Erinbirdsong, welcome--you and Preston--to Tropical Fish Keeping forum.
On your first question about suitable live plant species, I will mention a few that are easy plants; the names will shade meaning they are in our profiles with photos and care info. Easiest of all and also the most useful are floating plants. Water Sprite is top choice. Some stem plants grow well floating too, as Wisteria someone mentioned earlier, Brazilian Pennywort [works very well], and Hornwort [not in our profiles but a commonly-available stem plant]. For "planted" plants, chain sword or pygmy chain sword is almost indestructible. Java Fern and Anubias can be attached to wood/rock/decor.
Now to the fish issue. It is true there are differing opinions on many aspects of this hobby. The trick is to sort out those who know from those who don't; the source of the info is important. Advice from fish store staff is often, sadly, less than accurate. I do not believe these people are deliberating misleading, but they simply do not know. Most stores do not have any form of training beyond doing what the other staff are doing. If one has a local fish store run and staffed by hobbyists, that is a real advantage. The data in our profiles is accurate because it is what all who know these fish will advocate. I wrote most of the freshwater profiles, and I used the acknowledged authorities throughout.
All tetra, and many other fish too, are shoaling fish. That means, they live in large groups of hundreds, and being in a group is an essential part of the fish's requirements. Most suggest six as the minimum number for a tetra species, but more is always better. However, tank space has to be considered, and as someone mentioned, a 10g is very limited space. Some of these fish should be in a larger (length) tank (a 15g or 20g) minimum, and all the tetra need a group of more than six.
Now, the reasons. Shoaling fish have a need for numbers as security; the more there are, the safer they will be. And that means less stress, and stress is the main cause of all fish disease. Second, there may be a hierarchy within the group, natural to the fish; interactions between males, a pecking order, etc is a part of the fish's needs. When denied this, fish can react in various ways, but the most common is aggression. The fish is simply frustrated at not being in an environment that nature programmed into it, and it lashes out the only way it can. Other times, the opposite may occur; the fish becomes withdrawn. In both cases, stress again results, leading to health problems. Some of these cannot be seen until it is too late; when fish die earlier than their normal lifespan, it is almost always due to some facet of stress caused by an inappropriate environment.
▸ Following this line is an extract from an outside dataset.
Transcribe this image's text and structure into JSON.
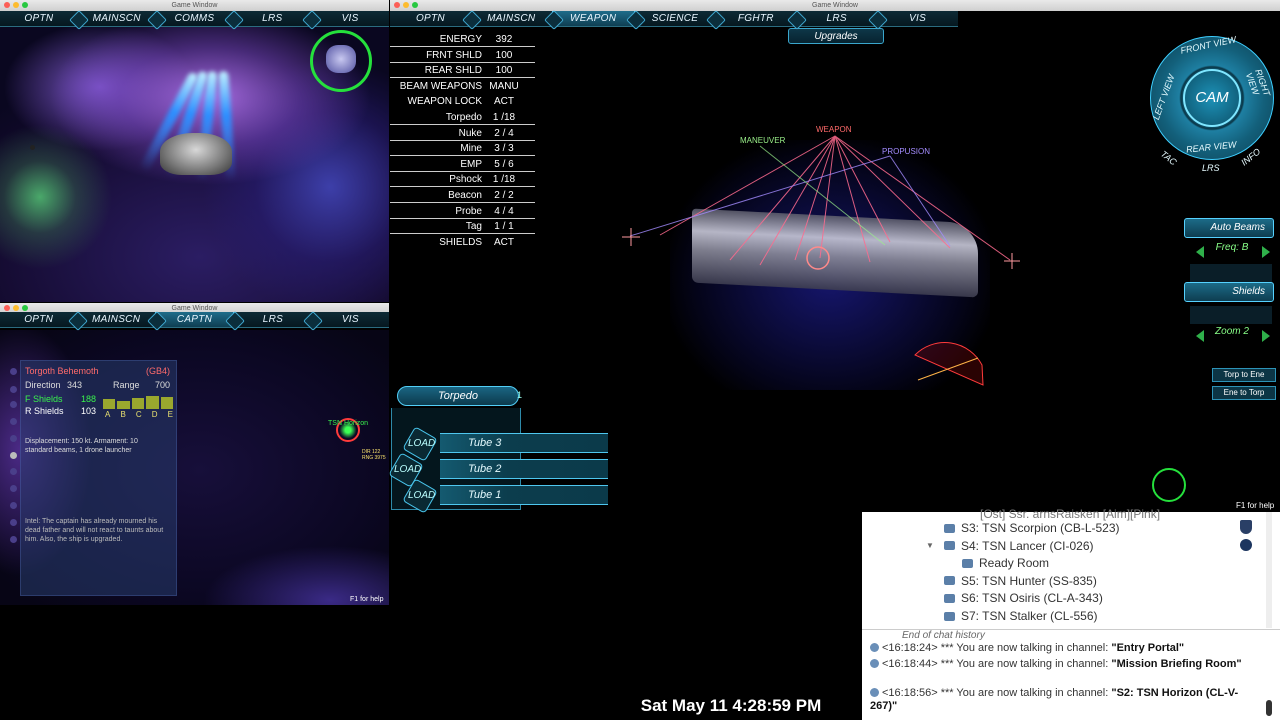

At the moment, the fish are in a new environment and they are still adjusting. As time goes on, things will change, it is guaranteed. The fish will either become aggressive, or the opposite and weaken. If it is possible, returning some of the fish is the best solution, assuming another larger tank is not feasible. As for what to return, the "skirt" tetra are known fin nippers and the lack of a group and in so small (to them) a space is going to bring this out eventually. The Red Eye is similarly inclined. The Glofish is a form of the Zebra Danio and also shoaling.
And corys are highly social fish, and must have a group. Sand would be better, but I won't get into the changing of substrates now.
I hope this is of some help in understanding the issues.